Moreover, given the limited and often singular pathology exposure students have during medical school, the quality, accuracy, and impact of resident-led instruction carries heightened significance. For many students, a brief rotation may be their only direct experience with the specialty, making it a crucial opportunity to dispel persistent misconceptions and present a realistic, nuanced understanding of pathology’s capabilities and limitations. Thus, this brief window is pivotal for shaping how future physicians perceive and engage with the specialty. Effective instruction can lay the groundwork for stronger interdisciplinary collaboration, more appropriate test utilization, and more informed clinical decision-making.14
Conversely, if residents deliver outdated, oversimplified, or inaccurate information, they risk reinforcing distorted views that persist into practice. This concern is especially pressing in pathology, where exposure is woefully scarce and misconceptions often go unchallenged. Consequently, pathology residents in a RAE model bear a dual responsibility: providing effective education and accurately representing the specialty. Given their limited exposure to pathology prior to residency, this may pose a significant challenge.

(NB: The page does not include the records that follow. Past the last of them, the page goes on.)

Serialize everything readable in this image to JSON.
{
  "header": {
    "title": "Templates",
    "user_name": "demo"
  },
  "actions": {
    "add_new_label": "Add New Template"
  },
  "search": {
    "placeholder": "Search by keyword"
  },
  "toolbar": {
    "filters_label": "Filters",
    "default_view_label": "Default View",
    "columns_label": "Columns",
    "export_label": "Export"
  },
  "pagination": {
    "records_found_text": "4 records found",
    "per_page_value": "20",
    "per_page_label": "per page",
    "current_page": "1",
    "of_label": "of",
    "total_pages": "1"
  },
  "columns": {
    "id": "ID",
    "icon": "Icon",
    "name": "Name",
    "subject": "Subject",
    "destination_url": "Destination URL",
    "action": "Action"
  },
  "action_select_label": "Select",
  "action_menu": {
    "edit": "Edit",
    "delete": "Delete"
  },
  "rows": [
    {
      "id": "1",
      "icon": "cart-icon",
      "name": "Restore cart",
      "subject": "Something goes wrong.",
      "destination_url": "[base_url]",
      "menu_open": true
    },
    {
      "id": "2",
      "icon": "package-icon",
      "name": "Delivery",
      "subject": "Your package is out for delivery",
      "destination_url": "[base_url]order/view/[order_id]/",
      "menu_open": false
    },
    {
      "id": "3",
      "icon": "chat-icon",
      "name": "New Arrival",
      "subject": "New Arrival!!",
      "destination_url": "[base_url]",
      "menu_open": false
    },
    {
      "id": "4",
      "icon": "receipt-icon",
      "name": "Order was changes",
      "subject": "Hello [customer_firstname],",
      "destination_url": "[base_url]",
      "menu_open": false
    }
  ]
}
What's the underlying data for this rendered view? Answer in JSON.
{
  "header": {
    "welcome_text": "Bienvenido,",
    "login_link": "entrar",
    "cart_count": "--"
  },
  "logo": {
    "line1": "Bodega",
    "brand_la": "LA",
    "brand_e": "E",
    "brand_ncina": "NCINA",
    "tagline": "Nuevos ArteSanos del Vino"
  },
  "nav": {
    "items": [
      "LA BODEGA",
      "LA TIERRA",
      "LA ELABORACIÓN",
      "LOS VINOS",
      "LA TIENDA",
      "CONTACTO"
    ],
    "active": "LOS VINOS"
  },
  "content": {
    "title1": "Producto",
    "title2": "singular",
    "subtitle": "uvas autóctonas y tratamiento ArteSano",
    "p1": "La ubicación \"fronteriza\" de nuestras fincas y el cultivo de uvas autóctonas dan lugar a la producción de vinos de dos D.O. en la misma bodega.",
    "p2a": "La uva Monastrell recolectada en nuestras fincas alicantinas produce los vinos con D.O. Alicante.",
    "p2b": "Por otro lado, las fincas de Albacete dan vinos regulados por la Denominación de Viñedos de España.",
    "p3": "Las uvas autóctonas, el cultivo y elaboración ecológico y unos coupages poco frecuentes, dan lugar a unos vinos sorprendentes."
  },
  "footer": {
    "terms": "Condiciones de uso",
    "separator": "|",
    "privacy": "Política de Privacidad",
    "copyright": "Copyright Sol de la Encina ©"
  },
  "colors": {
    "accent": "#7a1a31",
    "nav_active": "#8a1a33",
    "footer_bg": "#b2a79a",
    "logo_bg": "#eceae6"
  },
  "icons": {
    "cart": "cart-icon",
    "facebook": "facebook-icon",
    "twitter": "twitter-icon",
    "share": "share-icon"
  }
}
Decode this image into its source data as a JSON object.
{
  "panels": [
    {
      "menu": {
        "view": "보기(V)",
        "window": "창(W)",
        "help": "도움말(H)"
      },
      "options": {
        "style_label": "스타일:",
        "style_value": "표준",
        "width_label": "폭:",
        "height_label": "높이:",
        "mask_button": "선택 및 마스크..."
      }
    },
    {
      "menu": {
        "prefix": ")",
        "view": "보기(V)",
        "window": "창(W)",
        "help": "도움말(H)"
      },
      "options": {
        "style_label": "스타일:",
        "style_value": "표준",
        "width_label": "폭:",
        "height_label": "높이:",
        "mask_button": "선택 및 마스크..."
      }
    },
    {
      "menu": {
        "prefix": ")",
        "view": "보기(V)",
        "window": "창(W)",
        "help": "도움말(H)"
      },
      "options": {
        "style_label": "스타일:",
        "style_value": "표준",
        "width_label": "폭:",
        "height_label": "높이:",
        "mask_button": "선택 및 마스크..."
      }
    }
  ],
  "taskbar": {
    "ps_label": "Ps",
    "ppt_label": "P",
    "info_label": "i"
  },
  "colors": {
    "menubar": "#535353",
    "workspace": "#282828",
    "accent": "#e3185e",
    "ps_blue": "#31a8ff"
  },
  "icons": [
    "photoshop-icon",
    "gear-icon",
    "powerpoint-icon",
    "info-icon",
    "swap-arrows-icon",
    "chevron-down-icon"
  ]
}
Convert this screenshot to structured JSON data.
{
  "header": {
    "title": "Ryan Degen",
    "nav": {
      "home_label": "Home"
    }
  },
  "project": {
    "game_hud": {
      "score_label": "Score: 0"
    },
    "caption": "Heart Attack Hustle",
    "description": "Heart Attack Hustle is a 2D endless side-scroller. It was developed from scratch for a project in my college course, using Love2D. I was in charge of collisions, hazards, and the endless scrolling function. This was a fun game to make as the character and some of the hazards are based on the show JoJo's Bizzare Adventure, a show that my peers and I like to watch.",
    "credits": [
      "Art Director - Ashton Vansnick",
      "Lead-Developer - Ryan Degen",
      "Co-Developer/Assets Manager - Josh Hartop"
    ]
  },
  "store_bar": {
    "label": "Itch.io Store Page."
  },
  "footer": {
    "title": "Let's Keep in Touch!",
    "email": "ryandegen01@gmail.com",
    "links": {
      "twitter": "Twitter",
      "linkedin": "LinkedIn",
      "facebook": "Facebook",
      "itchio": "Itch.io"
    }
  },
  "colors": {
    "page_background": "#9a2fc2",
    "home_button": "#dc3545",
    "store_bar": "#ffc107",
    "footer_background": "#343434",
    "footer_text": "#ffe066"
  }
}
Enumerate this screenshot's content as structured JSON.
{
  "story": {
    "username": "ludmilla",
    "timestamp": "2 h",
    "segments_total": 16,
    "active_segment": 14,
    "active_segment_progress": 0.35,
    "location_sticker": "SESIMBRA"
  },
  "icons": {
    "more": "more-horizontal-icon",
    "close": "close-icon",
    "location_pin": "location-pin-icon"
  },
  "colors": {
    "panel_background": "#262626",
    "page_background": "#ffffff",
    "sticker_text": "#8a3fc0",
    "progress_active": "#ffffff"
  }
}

QUALITIES OF A SUCCESSFUL RESIDENT EDUCATOR IN PATHOLOGY
A successful RAE in pathology must possess a unique blend of enthusiasm, humility, and communication. Passion is critical.15 A resident who expresses genuine excitement for the intellectual rigor and diagnostic importance of pathology can spark curiosity and shift perceptions, even during a short rotation. First impressions matter, particularly in underrepresented specialties, and a passionate resident may be a student’s first – and only – ambassador for pathology.
Humility is equally important. Acknowledging personal limitations and openly discussing knowledge gaps contributes to a culture of collaborative learning. Good RAEs understand when to seek assistance. When residents model intellectual honesty and actively seek input from attending physicians or senior colleagues, they normalize the process of lifelong learning. This behavior enhances teaching quality and sets a powerful example for medical students regarding professional development and interdisciplinary learning.
Finally, strong pathology RAEs embrace the concept of a “united front.” While they serve as teachers, they are also learners – just further along the path. Presenting the rotation as a collective learning experience fosters open communication, reduces student apprehension, and cultivates rapport. By emphasizing that mastering pathology is an ongoing process, residents help establish a supportive, inclusive, and growth-oriented environment.
CONCLUSIONS
The resident-as-educator model presents an invaluable strategy in pathology, particularly in addressing structural and perceptual barriers that may limit student engagement. Through near-peer teaching, resident educators can clarify the specialty’s role, address misconceptions, and increase awareness of career opportunities; however, a thoughtful approach is essential given the model’s unique challenges within pathology.